As mulheres também estão mais protegidas contra uma visão limitada ou unilateral dos outros. E isso é importante porque a missão da mulher implica compreender o ser total que está sob seus cuidados. Embora seja verdade que nem todas as mulheres terão filhos, todas elas são naturalmente capazes de exercer várias formas de maternidade psicológica ou espiritual.
No entanto, essa diferenciação sexual pressupõe uma unidade mais fundamental. Homens e mulheres participam de uma natureza humana comum porque têm a mesma estrutura ontológica: uma substância pessoal composta por um corpo físico animado de uma alma intelectual. Essa semelhança, no seio da qual se revela a distinção entre homens e mulheres, implica que eles compartilham dons e talentos criativos semelhantes.
Segundo Edith Stein, “nenhuma mulher é apenas mulher; tal como o homem, cada uma tem a sua especialidade e talento individuais, e esse talento lhe dá a capacidade de realizar um trabalho profissional”.

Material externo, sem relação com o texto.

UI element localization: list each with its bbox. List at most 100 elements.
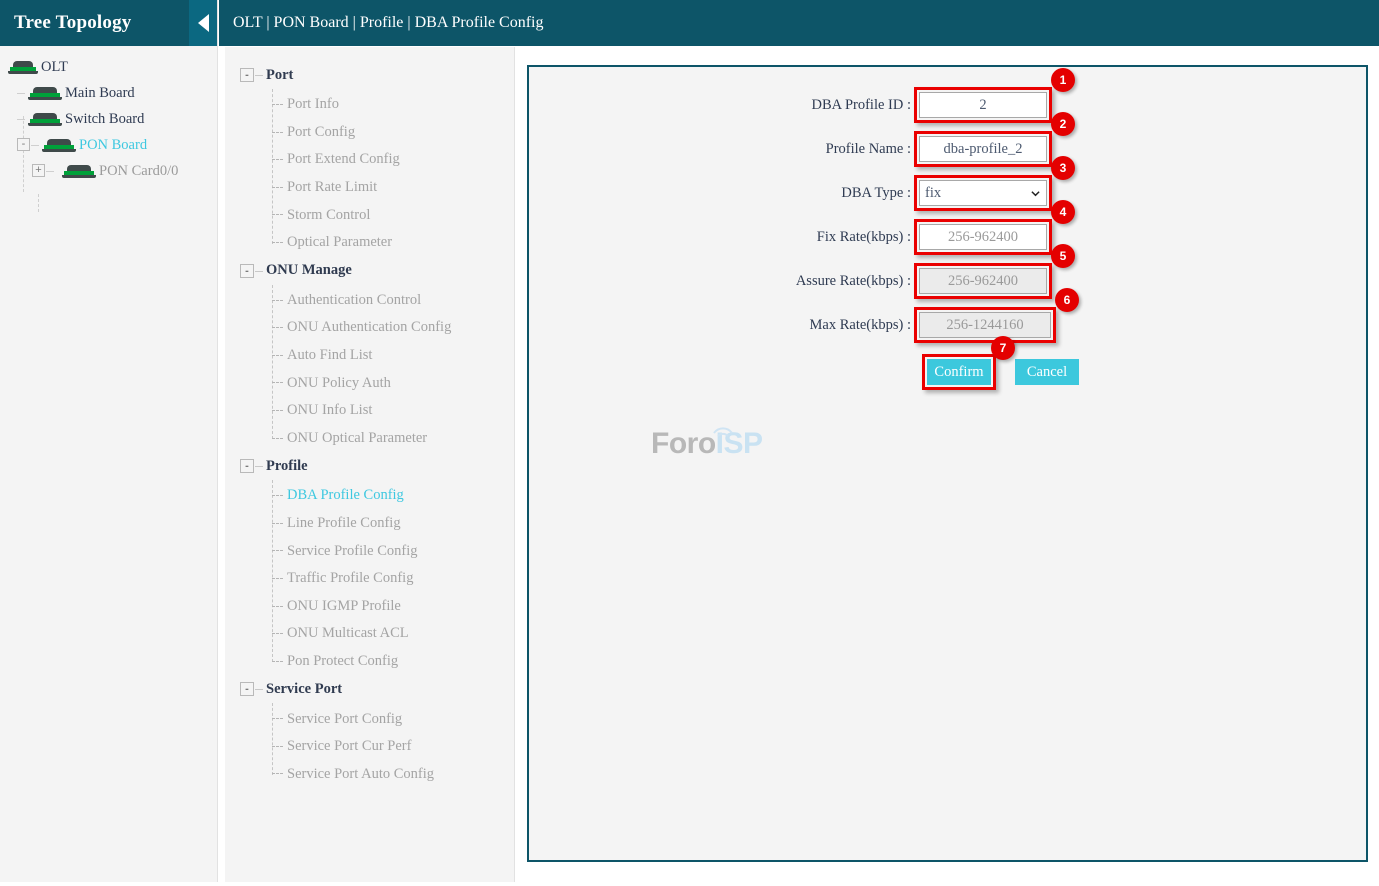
- breadcrumb: OLT | PON Board | Profile | DBA Profile …: [233, 14, 544, 31]
- tree-connector: [17, 119, 25, 120]
- group-expander-minus-icon[interactable]: -: [240, 682, 254, 697]
- annotation-badge-7: 7: [991, 336, 1015, 360]
- menu-item-label: Traffic Profile Config: [287, 570, 414, 587]
- menu-item-port-info[interactable]: Port Info: [225, 91, 514, 119]
- tree-connector: [272, 354, 283, 356]
- tree-connector: [272, 605, 283, 607]
- dba-profile-id-input[interactable]: [919, 92, 1047, 118]
- field-label: DBA Type :: [841, 184, 911, 201]
- menu-item-label: Port Extend Config: [287, 151, 400, 168]
- tree-expander-plus-icon[interactable]: +: [32, 164, 45, 177]
- confirm-button[interactable]: Confirm: [927, 359, 991, 385]
- tree-connector: [272, 186, 283, 188]
- menu-items: DBA Profile Config Line Profile Config S…: [225, 480, 514, 675]
- menu-item-onu-info-list[interactable]: ONU Info List: [225, 397, 514, 425]
- form-row-fix-rate: Fix Rate(kbps) : 4: [529, 200, 1366, 259]
- profile-name-input[interactable]: [919, 136, 1047, 162]
- menu-item-label: DBA Profile Config: [287, 487, 404, 504]
- menu-item-onu-multicast-acl[interactable]: ONU Multicast ACL: [225, 620, 514, 648]
- menu-item-auto-find-list[interactable]: Auto Find List: [225, 342, 514, 370]
- main-content: DBA Profile ID : 1 Profile Name : 2: [516, 47, 1379, 886]
- group-expander-minus-icon[interactable]: -: [240, 459, 254, 474]
- menu-item-pon-protect-config[interactable]: Pon Protect Config: [225, 648, 514, 676]
- menu-item-label: Authentication Control: [287, 291, 422, 308]
- menu-group-header[interactable]: - Service Port: [225, 675, 514, 703]
- menu-item-onu-optical-parameter[interactable]: ONU Optical Parameter: [225, 425, 514, 453]
- menu-item-onu-igmp-profile[interactable]: ONU IGMP Profile: [225, 593, 514, 621]
- tree-connector: [272, 577, 283, 579]
- field-label: Fix Rate(kbps) :: [816, 228, 911, 245]
- app-root: Tree Topology OLT Main Board Switch Boar…: [0, 0, 1379, 886]
- form-row-assure-rate: Assure Rate(kbps) : 5: [529, 244, 1366, 303]
- menu-item-service-profile-config[interactable]: Service Profile Config: [225, 537, 514, 565]
- board-icon: [42, 138, 76, 152]
- menu-item-line-profile-config[interactable]: Line Profile Config: [225, 510, 514, 538]
- tree-connector: [272, 382, 283, 384]
- menu-item-label: Port Rate Limit: [287, 179, 378, 196]
- menu-item-label: Pon Protect Config: [287, 652, 399, 669]
- menu-group-title: Profile: [266, 457, 308, 474]
- tree-connector: [272, 299, 283, 301]
- tree-connector: [272, 522, 283, 524]
- dba-profile-form-panel: DBA Profile ID : 1 Profile Name : 2: [527, 65, 1368, 862]
- group-expander-minus-icon[interactable]: -: [240, 263, 254, 278]
- form-row-dba-type: DBA Type : fix 3: [529, 156, 1366, 215]
- tree-connector: [255, 689, 263, 691]
- tree-node-pon-card[interactable]: + PON Card0/0: [0, 158, 217, 184]
- menu-item-label: Storm Control: [287, 206, 371, 223]
- annotation-badge-2: 2: [1051, 112, 1075, 136]
- assure-rate-input[interactable]: [919, 268, 1047, 294]
- menu-item-label: ONU Info List: [287, 402, 373, 419]
- board-icon: [62, 164, 96, 178]
- menu-item-service-port-config[interactable]: Service Port Config: [225, 705, 514, 733]
- cancel-button[interactable]: Cancel: [1015, 359, 1079, 385]
- menu-item-service-port-cur-perf[interactable]: Service Port Cur Perf: [225, 733, 514, 761]
- menu-group-header[interactable]: - ONU Manage: [225, 257, 514, 285]
- field-wrapper: 2: [914, 112, 1075, 167]
- dba-type-select[interactable]: fix: [919, 180, 1047, 206]
- tree-expander-minus-icon[interactable]: -: [17, 138, 30, 151]
- menu-item-port-extend-config[interactable]: Port Extend Config: [225, 146, 514, 174]
- menu-item-label: ONU IGMP Profile: [287, 597, 401, 614]
- menu-item-label: Port Info: [287, 96, 339, 113]
- board-icon: [8, 60, 38, 74]
- menu-group-header[interactable]: - Port: [225, 61, 514, 89]
- tree-connector: [272, 495, 283, 497]
- tree-node-label: OLT: [41, 58, 68, 75]
- menu-item-label: Service Port Cur Perf: [287, 738, 412, 755]
- menu-item-authentication-control[interactable]: Authentication Control: [225, 287, 514, 315]
- menu-items: Authentication Control ONU Authenticatio…: [225, 284, 514, 453]
- tree-node-olt[interactable]: OLT: [0, 54, 217, 80]
- form-row-profile-name: Profile Name : 2: [529, 112, 1366, 171]
- tree-node-switch-board[interactable]: Switch Board: [0, 106, 217, 132]
- tree-node-pon-board[interactable]: - PON Board: [0, 132, 217, 158]
- collapse-sidebar-button[interactable]: [189, 0, 217, 46]
- menu-item-storm-control[interactable]: Storm Control: [225, 201, 514, 229]
- board-icon: [28, 86, 62, 100]
- tree-connector: [272, 104, 283, 105]
- menu-group-header[interactable]: - Profile: [225, 452, 514, 480]
- navigation-menu-panel: - Port Port Info Port Config Port Extend…: [225, 47, 515, 882]
- menu-group-onu-manage: - ONU Manage Authentication Control ONU …: [225, 257, 514, 453]
- group-expander-minus-icon[interactable]: -: [240, 68, 254, 82]
- menu-item-onu-policy-auth[interactable]: ONU Policy Auth: [225, 369, 514, 397]
- menu-item-onu-authentication-config[interactable]: ONU Authentication Config: [225, 314, 514, 342]
- tree-connector: [272, 773, 283, 775]
- menu-item-traffic-profile-config[interactable]: Traffic Profile Config: [225, 565, 514, 593]
- menu-item-port-config[interactable]: Port Config: [225, 119, 514, 147]
- menu-item-port-rate-limit[interactable]: Port Rate Limit: [225, 174, 514, 202]
- menu-group-port: - Port Port Info Port Config Port Extend…: [225, 61, 514, 257]
- menu-item-service-port-auto-config[interactable]: Service Port Auto Config: [225, 760, 514, 788]
- annotation-badge-5: 5: [1051, 244, 1075, 268]
- tree-node-main-board[interactable]: Main Board: [0, 80, 217, 106]
- tree-node-label: PON Board: [79, 136, 148, 153]
- max-rate-input[interactable]: [919, 312, 1051, 338]
- menu-item-dba-profile-config[interactable]: DBA Profile Config: [225, 482, 514, 510]
- fix-rate-input[interactable]: [919, 224, 1047, 250]
- menu-item-optical-parameter[interactable]: Optical Parameter: [225, 229, 514, 257]
- caret-left-icon: [197, 14, 209, 32]
- breadcrumb-bar: OLT | PON Board | Profile | DBA Profile …: [219, 0, 1379, 46]
- menu-item-label: ONU Policy Auth: [287, 374, 391, 391]
- tree-node-label: PON Card0/0: [99, 162, 179, 179]
- tree-connector: [272, 660, 283, 662]
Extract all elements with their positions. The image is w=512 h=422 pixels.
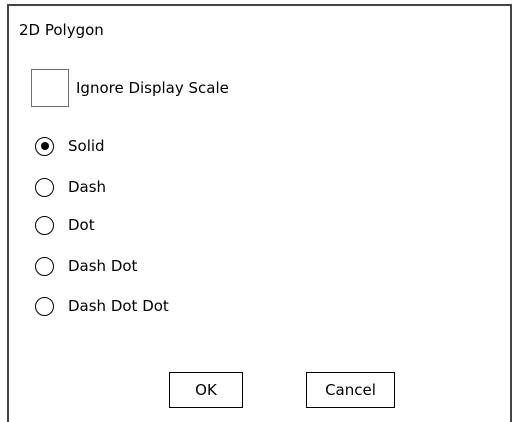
radio-button-icon[interactable] <box>35 215 54 235</box>
ok-button[interactable]: OK <box>169 372 243 408</box>
radio-button-icon[interactable] <box>35 136 54 156</box>
radio-label: Dash Dot Dot <box>68 297 169 315</box>
radio-label: Solid <box>68 137 105 155</box>
ignore-display-scale-checkbox[interactable]: Ignore Display Scale <box>31 66 229 110</box>
radio-option-dash-dot[interactable]: Dash Dot <box>35 254 137 278</box>
radio-button-icon[interactable] <box>35 177 54 197</box>
polygon-dialog: 2D Polygon Ignore Display Scale Solid Da… <box>7 4 512 422</box>
radio-button-icon[interactable] <box>35 256 54 276</box>
checkbox-label: Ignore Display Scale <box>76 79 229 97</box>
radio-label: Dash Dot <box>68 257 138 275</box>
radio-option-dash[interactable]: Dash <box>35 175 106 199</box>
radio-label: Dot <box>68 216 95 234</box>
checkbox-box[interactable] <box>31 69 69 107</box>
radio-option-dash-dot-dot[interactable]: Dash Dot Dot <box>35 294 169 318</box>
radio-button-icon[interactable] <box>35 296 54 316</box>
cancel-button[interactable]: Cancel <box>306 372 395 408</box>
radio-option-dot[interactable]: Dot <box>35 213 95 237</box>
dialog-title: 2D Polygon <box>19 21 104 39</box>
radio-selected-dot-icon <box>40 142 49 150</box>
radio-label: Dash <box>68 178 107 196</box>
radio-option-solid[interactable]: Solid <box>35 134 105 158</box>
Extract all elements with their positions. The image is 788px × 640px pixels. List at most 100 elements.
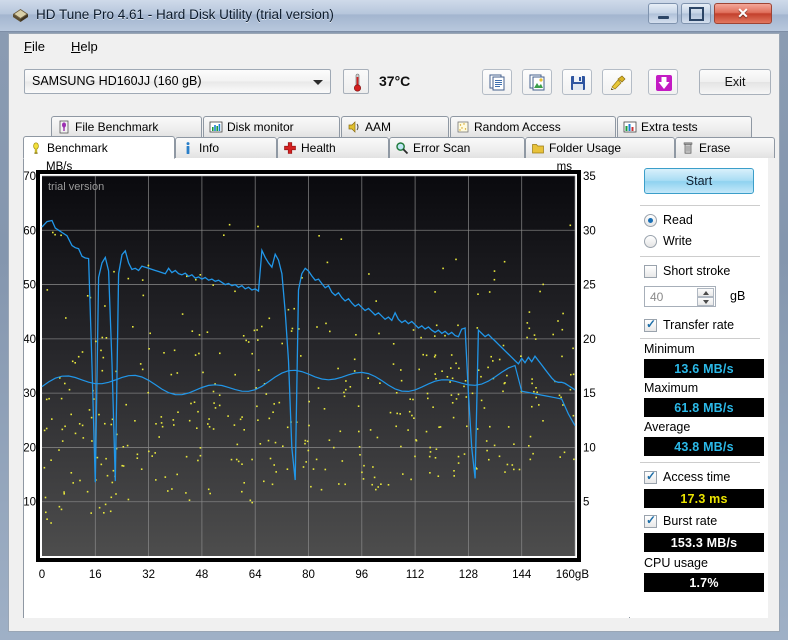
cpu-usage-value: 1.7% xyxy=(644,573,764,592)
info-icon xyxy=(186,142,190,154)
client-area: SAMSUNG HD160JJ (160 gB) 37°C Exit File … xyxy=(8,59,780,632)
download-button[interactable] xyxy=(648,69,678,95)
svg-text:35: 35 xyxy=(583,171,596,183)
tab-file-benchmark[interactable]: File Benchmark xyxy=(51,116,202,137)
tab-benchmark[interactable]: Benchmark xyxy=(23,136,175,159)
menu-item-help[interactable]: Help xyxy=(64,38,105,55)
copy-image-button[interactable] xyxy=(522,69,552,95)
divider-3 xyxy=(640,338,760,339)
y-axis-ticks: 10 20 30 40 50 60 70 xyxy=(24,171,36,509)
window-title: HD Tune Pro 4.61 - Hard Disk Utility (tr… xyxy=(36,7,334,22)
maximum-value: 61.8 MB/s xyxy=(644,398,764,417)
checkbox-burst-rate[interactable]: Burst rate xyxy=(644,513,717,528)
svg-text:25: 25 xyxy=(583,280,596,292)
copy-text-icon xyxy=(489,74,505,91)
exit-button[interactable]: Exit xyxy=(699,69,771,95)
tab-erase[interactable]: Erase xyxy=(675,137,775,158)
stepper-down-button[interactable] xyxy=(697,297,714,306)
access-time-value: 17.3 ms xyxy=(644,489,764,508)
svg-text:15: 15 xyxy=(583,388,596,400)
y-axis-label: MB/s xyxy=(46,161,72,173)
tab-label: Disk monitor xyxy=(227,120,294,134)
tab-info[interactable]: Info xyxy=(175,137,277,158)
checkbox-short-stroke[interactable]: Short stroke xyxy=(644,264,730,278)
radio-write-label: Write xyxy=(663,234,692,248)
radio-read-label: Read xyxy=(663,213,693,227)
tab-extra-tests[interactable]: Extra tests xyxy=(617,116,752,137)
speaker-icon xyxy=(348,121,359,133)
random-access-icon xyxy=(457,121,469,133)
svg-text:40: 40 xyxy=(24,334,36,346)
save-button[interactable] xyxy=(562,69,592,95)
chevron-down-icon xyxy=(313,80,323,85)
tab-label: Benchmark xyxy=(47,140,108,155)
drive-selector[interactable]: SAMSUNG HD160JJ (160 gB) xyxy=(24,69,331,94)
radio-read-indicator xyxy=(644,213,657,227)
radio-write[interactable]: Write xyxy=(644,234,692,248)
cpu-usage-label: CPU usage xyxy=(644,556,708,570)
tab-disk-monitor[interactable]: Disk monitor xyxy=(203,116,340,137)
svg-text:10: 10 xyxy=(583,442,596,454)
svg-text:30: 30 xyxy=(583,225,596,237)
y2-axis-label: ms xyxy=(557,161,573,173)
copy-text-button[interactable] xyxy=(482,69,512,95)
menu-help-rest: elp xyxy=(80,39,98,54)
average-label: Average xyxy=(644,420,691,434)
average-value: 43.8 MB/s xyxy=(644,437,764,456)
maximize-icon xyxy=(682,4,710,23)
minimize-icon xyxy=(649,4,677,23)
svg-text:20: 20 xyxy=(583,334,596,346)
svg-text:160gB: 160gB xyxy=(556,569,590,581)
svg-text:60: 60 xyxy=(24,225,36,237)
svg-text:64: 64 xyxy=(249,569,262,581)
svg-text:48: 48 xyxy=(196,569,209,581)
brush-button[interactable] xyxy=(602,69,632,95)
toolbar: SAMSUNG HD160JJ (160 gB) 37°C Exit xyxy=(9,59,779,116)
short-stroke-label: Short stroke xyxy=(663,264,731,278)
radio-read[interactable]: Read xyxy=(644,213,693,227)
tab-label: Info xyxy=(199,141,220,155)
svg-text:10: 10 xyxy=(24,497,36,509)
transfer-rate-checkbox-indicator xyxy=(644,317,657,332)
svg-text:16: 16 xyxy=(89,569,102,581)
short-stroke-input[interactable]: 40 xyxy=(644,286,716,307)
trash-icon xyxy=(683,142,693,154)
close-icon: ✕ xyxy=(737,5,749,21)
download-arrow-icon xyxy=(656,75,672,91)
tab-label: Health xyxy=(301,141,336,155)
tab-error-scan[interactable]: Error Scan xyxy=(389,137,525,158)
benchmark-chart-svg: trial version MB/s ms 10 20 30 40 50 60 70 5 10… xyxy=(24,161,596,581)
extra-tests-icon xyxy=(623,121,637,133)
menu-item-file[interactable]: File xyxy=(17,38,52,55)
magnifier-icon xyxy=(396,142,409,155)
close-button[interactable]: ✕ xyxy=(714,3,772,24)
menu-file-rest: ile xyxy=(31,39,45,54)
svg-text:32: 32 xyxy=(142,569,155,581)
chevron-up-icon xyxy=(703,291,709,295)
divider-2 xyxy=(640,256,760,257)
svg-text:96: 96 xyxy=(355,569,368,581)
access-time-label: Access time xyxy=(663,470,731,484)
chevron-down-icon xyxy=(703,300,709,304)
hdtune-app-icon xyxy=(13,9,28,22)
tab-folder-usage[interactable]: Folder Usage xyxy=(525,137,675,158)
y2-axis-ticks: 5 10 15 20 25 30 35 xyxy=(583,171,596,509)
start-button[interactable]: Start xyxy=(644,168,754,194)
tab-health[interactable]: Health xyxy=(277,137,389,158)
maximize-button[interactable] xyxy=(681,3,711,24)
stepper-up-button[interactable] xyxy=(697,288,714,297)
checkbox-transfer-rate[interactable]: Transfer rate xyxy=(644,317,734,332)
tab-content-benchmark: trial version MB/s ms 10 20 30 40 50 60 70 5 10… xyxy=(23,158,768,618)
svg-text:70: 70 xyxy=(24,171,36,183)
short-stroke-unit: gB xyxy=(730,289,746,303)
short-stroke-stepper[interactable] xyxy=(697,288,714,307)
minimize-button[interactable] xyxy=(648,3,678,24)
tab-aam[interactable]: AAM xyxy=(341,116,449,137)
svg-text:30: 30 xyxy=(24,388,36,400)
tab-random-access[interactable]: Random Access xyxy=(450,116,616,137)
checkbox-access-time[interactable]: Access time xyxy=(644,469,731,484)
benchmark-chart: trial version MB/s ms 10 20 30 40 50 60 70 5 10… xyxy=(24,158,629,618)
temperature-value: 37°C xyxy=(379,73,411,89)
burst-rate-checkbox-indicator xyxy=(644,513,657,528)
divider-4 xyxy=(640,462,760,463)
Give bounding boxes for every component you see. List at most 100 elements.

Daí que a vocação natural da mulher para a companhia conjugal e a maternidade não deva impedir seu trabalho em outras profissões, particularmente naquelas que valorizam seus dons femininos, como a medicina e a educação. Ao mesmo tempo, devemos reconhecer a dignidade suprema e a excelência da maternidade e do casamento, que elevam essa vocação acima das ocupações seculares.
Está correta a tese provocativa de Edith Stein sobre a alma feminina, ou a forma criativa como ela recuperou Tomás de Aquino errou o alvo? As assimetrias entre os sexos vão muito além do corpo sexualizado?
Independentemente da resposta a tais perguntas, podemos concordar que sua voz deve ocupar um lugar especial no coro feminista moderno, pois é a voz clara de uma santa e filósofa fiel, capaz de libertar da obscuridade o mistério sedutor da feminilidade.